Passionate Wines Via Revolucionaria La Criolla Grande 2021
100% Criolla Grande, grown at 3,450 feet in alluvial, rocky soils. Macerated with the stems, then fermented with native yeasts; aged 5 months in concrete egg. 200 cases produced. Organically farmed.
Critical AcclaimAll Vintages
Passionate Wines is the brainchild of Matias Michelini. He is the winemaker, agronomist, and Grand Poobah of his winery named Passionate Wines. Matias strives to make experimental wines that express terroir. These wines are low production and are drawn from multiple inspirations, regions, and styles. The Via Revolucionaria wines are single vineyard, unconventional wines, fermented with native yeast. He produces a skin macerated Torrontes “Brutal”, an unfiltered Semillon “Hulk”, and a carbonic macerated and fermented Bonarda “Pura”. The Montesco wines are small production wines that focus on place and varietals. Matias continues to experiment with other cuvees with the mantra of producing either atypical varietals or classic varietals in non-traditional methods.
By far the largest and best-known winemaking province in Argentina, Mendoza is responsible for over 70% of the country’s enological output. Set in the eastern foothills of the Andes Mountains, the climate is dry and continental, presenting relatively few challenges for viticulturists during the growing season. Mendoza, divided into several distinctive sub-regions, including Luján de Cuyo and the Uco Valley, is the source of some of the country’s finest wines.
For many wine lovers, Mendoza is practically synonymous with Malbec. Originally a Bordelaise variety brought to Argentina by the French in the mid-1800s, here it found success and renown that it never knew in its homeland where a finicky climate gives mixed results. Cabernet Sauvignon, Syrah, Merlot and Pinot Noir are all widely planted here as well (and sometimes even blended with each other or Malbec). Mendoza's main white varieties include Chardonnay, Torrontés, Sauvignon Blanc and Sémillon.

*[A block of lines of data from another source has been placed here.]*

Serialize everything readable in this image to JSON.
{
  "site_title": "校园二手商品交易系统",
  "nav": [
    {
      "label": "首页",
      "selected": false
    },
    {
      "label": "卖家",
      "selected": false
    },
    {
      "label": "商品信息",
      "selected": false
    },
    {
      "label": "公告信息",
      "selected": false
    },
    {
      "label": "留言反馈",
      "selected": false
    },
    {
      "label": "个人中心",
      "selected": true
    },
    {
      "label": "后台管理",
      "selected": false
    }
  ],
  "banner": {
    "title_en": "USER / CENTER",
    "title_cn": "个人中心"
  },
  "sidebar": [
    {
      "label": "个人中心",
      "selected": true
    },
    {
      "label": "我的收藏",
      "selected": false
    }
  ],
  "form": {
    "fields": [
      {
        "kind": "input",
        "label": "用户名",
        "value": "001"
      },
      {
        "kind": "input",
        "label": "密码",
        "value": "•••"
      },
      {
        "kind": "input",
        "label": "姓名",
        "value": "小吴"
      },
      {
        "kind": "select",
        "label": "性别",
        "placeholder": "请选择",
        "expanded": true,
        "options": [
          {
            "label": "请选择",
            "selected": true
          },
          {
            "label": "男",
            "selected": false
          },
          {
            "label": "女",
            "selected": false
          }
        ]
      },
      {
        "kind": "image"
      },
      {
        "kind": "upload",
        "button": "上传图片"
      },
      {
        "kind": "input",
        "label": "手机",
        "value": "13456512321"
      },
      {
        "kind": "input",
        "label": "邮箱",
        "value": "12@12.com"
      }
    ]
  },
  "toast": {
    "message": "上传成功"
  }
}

Planted as the first vitis vinifera wine grape in the U.S., País has a long significant history in the Americas. Originally from Spain, where the grape is known as Listán Prieto, it was brought by Spanish colonists to Mexico in 1540 and, later, during the late 1700s, to Mission San Diego in California where it would take on another new name, Mission. Propagated for its use as a sacramental wine, Mission remained important in California until the spread of phylloxera in the 1880s. Somm Secret—In Chile it is called Pais. In Argentina, Pais is known as Criolla Chica.